Иеродиакон Зиновий (Щербина) – прямая противоположность протодиакону Иоанну. Они были всегда в первой диаконской паре. Глядя на него и отца протодиакона, я думал: Господь подбирает для совместного служения противоположные характеры. Если бы у отца Зиновия случалось хоть двадцать процентов эмоциональных всплесков его коллеги, то, думаю, они бы не просуществовали вместе так долго, совершая свое служение. А так – они действовали по правилам, которые оба принимали. Один доминировал и снисходил, другой подчинялся и по-монашески, со смирением принимал первенство и авторитет протодиакона. Отец иеродиакон был неотъемлемой частью собора. Не любил выделяться, не читал нотации, и если позволял себе кого-нибудь вразумлять, то делал это иносказательно, с улыбкой. Потому даже его тихий укор не воспринимался как оскорбительный.
Он был постриженником глинских старцев. Когда удалось увидеть фото, где были запечатлены старцы, среди которых находился и Зиновий, то создалось впечатление их внешней схожести. Было нечто общее, что их объединяло, – особый монашеский дух, аскеза и традиции, присущие выходцам из Глинской пустыни.
Как и все священнослужители того времени, он был чрезвычайно ответственным и исполнительным. Встретив его на улице в повседневной жизни, можно было подумать, что его случайно сюда занесла машина времени из периода НЭПа. Ведь так никто больше не одевался. Помню, как непросто ему давались длительные архиерейские службы. Он страдал диабетом, ему постоянно хотелось пить, а пить он мог только после окончания литургии.
Мне нравилось слушать его незатейливые рассказы, воспоминания и истории из жизни подвижников. Одно осложняло общение с ним – его манера говорить тихо, как будто в бороду. Хотя это отчасти создавало впечатление таинственности. К концу своей жизни отец Зиновий принял великую схиму с именем Захария.

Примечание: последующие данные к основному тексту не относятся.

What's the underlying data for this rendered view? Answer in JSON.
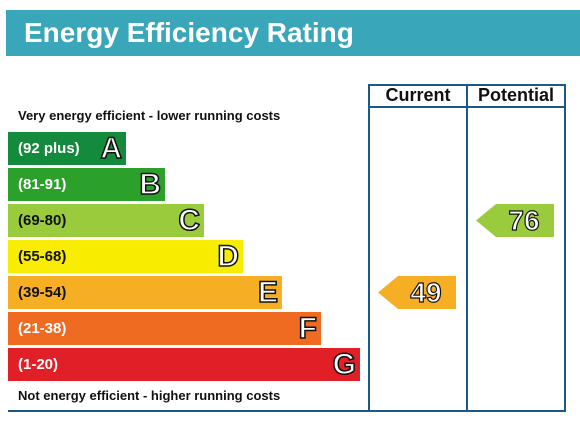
{
  "header": {
    "title": "Energy Efficiency Rating"
  },
  "columns": {
    "current": "Current",
    "potential": "Potential"
  },
  "notes": {
    "top": "Very energy efficient - lower running costs",
    "bottom": "Not energy efficient - higher running costs"
  },
  "bands": [
    {
      "range": "(92 plus)",
      "letter": "A",
      "color": "#138a3c"
    },
    {
      "range": "(81-91)",
      "letter": "B",
      "color": "#2ba02b"
    },
    {
      "range": "(69-80)",
      "letter": "C",
      "color": "#9acb3c"
    },
    {
      "range": "(55-68)",
      "letter": "D",
      "color": "#f8ed00"
    },
    {
      "range": "(39-54)",
      "letter": "E",
      "color": "#f6ae25"
    },
    {
      "range": "(21-38)",
      "letter": "F",
      "color": "#ee6b21"
    },
    {
      "range": "(1-20)",
      "letter": "G",
      "color": "#e01f26"
    }
  ],
  "ratings": {
    "current": {
      "value": "49",
      "band": "E",
      "color": "#f6ae25"
    },
    "potential": {
      "value": "76",
      "band": "C",
      "color": "#9acb3c"
    }
  }
}
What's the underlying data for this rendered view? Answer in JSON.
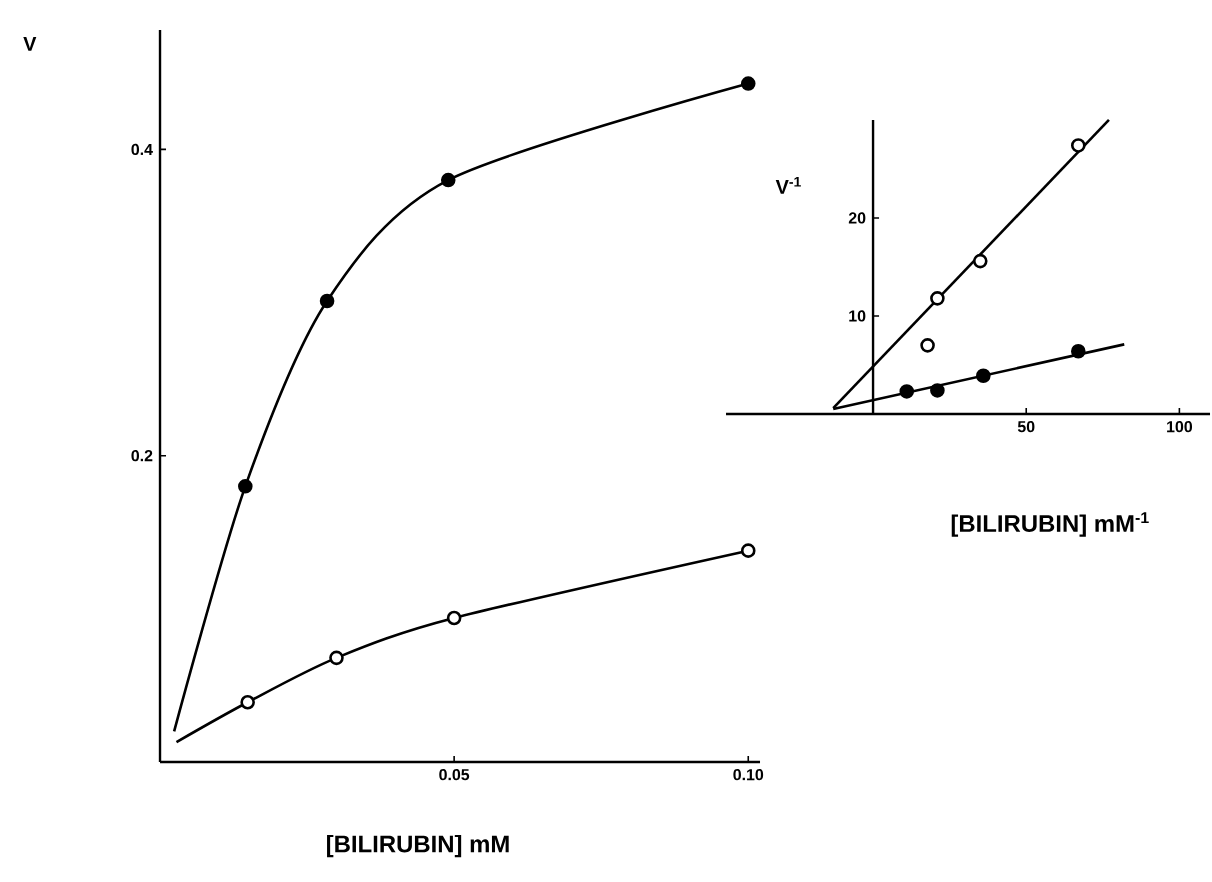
{
  "chart_data": [
    {
      "type": "line",
      "xlabel": "[BILIRUBIN] mM",
      "ylabel": "V",
      "xlim": [
        0,
        0.102
      ],
      "ylim": [
        0,
        0.478
      ],
      "xticks": [
        0.05,
        {
          "value": 0.1,
          "label": "0.10"
        }
      ],
      "yticks": [
        0.2,
        0.4
      ],
      "series": [
        {
          "marker": "none",
          "line_style": "solid",
          "color": "#000000",
          "x": [
            0.0024,
            0.0145,
            0.0284,
            0.049,
            0.1
          ],
          "values": [
            0.02,
            0.18,
            0.301,
            0.38,
            0.443
          ]
        },
        {
          "marker": "none",
          "line_style": "solid",
          "color": "#000000",
          "x": [
            0.0028,
            0.0149,
            0.03,
            0.05,
            0.1
          ],
          "values": [
            0.013,
            0.039,
            0.068,
            0.094,
            0.138
          ]
        },
        {
          "type": "scatter",
          "marker": "circle",
          "color": "#000000",
          "x": [
            0.0145,
            0.0284,
            0.049,
            0.1
          ],
          "values": [
            0.18,
            0.301,
            0.38,
            0.443
          ]
        },
        {
          "type": "scatter",
          "marker": "circle",
          "color": "#ffffff",
          "x": [
            0.0149,
            0.03,
            0.05,
            0.1
          ],
          "values": [
            0.039,
            0.068,
            0.094,
            0.138
          ]
        }
      ]
    },
    {
      "type": "line",
      "xlabel": "[BILIRUBIN] mM$^{-1}$",
      "ylabel": "V$^{-1}$",
      "xlim": [
        -48,
        110
      ],
      "ylim": [
        0,
        30
      ],
      "xticks": [
        50,
        100
      ],
      "yticks": [
        10,
        20
      ],
      "series": [
        {
          "marker": "none",
          "line_style": "solid",
          "color": "#000000",
          "x": [
            -13,
            77
          ],
          "values": [
            0.6,
            30
          ]
        },
        {
          "marker": "none",
          "line_style": "solid",
          "color": "#000000",
          "x": [
            -13,
            82
          ],
          "values": [
            0.5,
            7.1
          ]
        },
        {
          "type": "scatter",
          "marker": "circle",
          "color": "#ffffff",
          "x": [
            17.8,
            21,
            35,
            67
          ],
          "values": [
            7.0,
            11.8,
            15.6,
            27.4
          ]
        },
        {
          "type": "scatter",
          "marker": "circle",
          "color": "#000000",
          "x": [
            11,
            21,
            36,
            67
          ],
          "values": [
            2.3,
            2.4,
            3.9,
            6.4
          ]
        }
      ]
    }
  ]
}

Но в памяти многих остался с тем именем, которое мы хорошо знали.
Не все так просто
Не ошибусь, если буду утверждать, что нет в нашей епархии клирика, рукоположенного до нулевых годов, который не знал бы диакона Владимира Дикарева. Мне даже кажется, что если бы отца Владимира не существовало, то лицо епархии было бы иным. Кажется, что он был всегда. Он помнил митрополита Вениамина (Федченкова), он был иподиаконом у тех архиереев, которые захоронены ныне за алтарной стеной кафедрального собора. Диакон, который всегда служил первым иподиаконом ростовских святителей, был неотъемлемой частью богослужения.
Меня, как и других молодых людей, встававших на путь иподиаконского послушания, жизнь свела с ним. Отношения с отцом Владимиром у нас складывались по-разному, но, безусловно, общение с ним было опытом, который в жизни бывает весьма важен. Сказать, что он был «человеком обязательным», – ничего не сказать. Иногда эта «обязательность» имела довольно странные формы, но с этим приходилось смиряться и принимать как данность.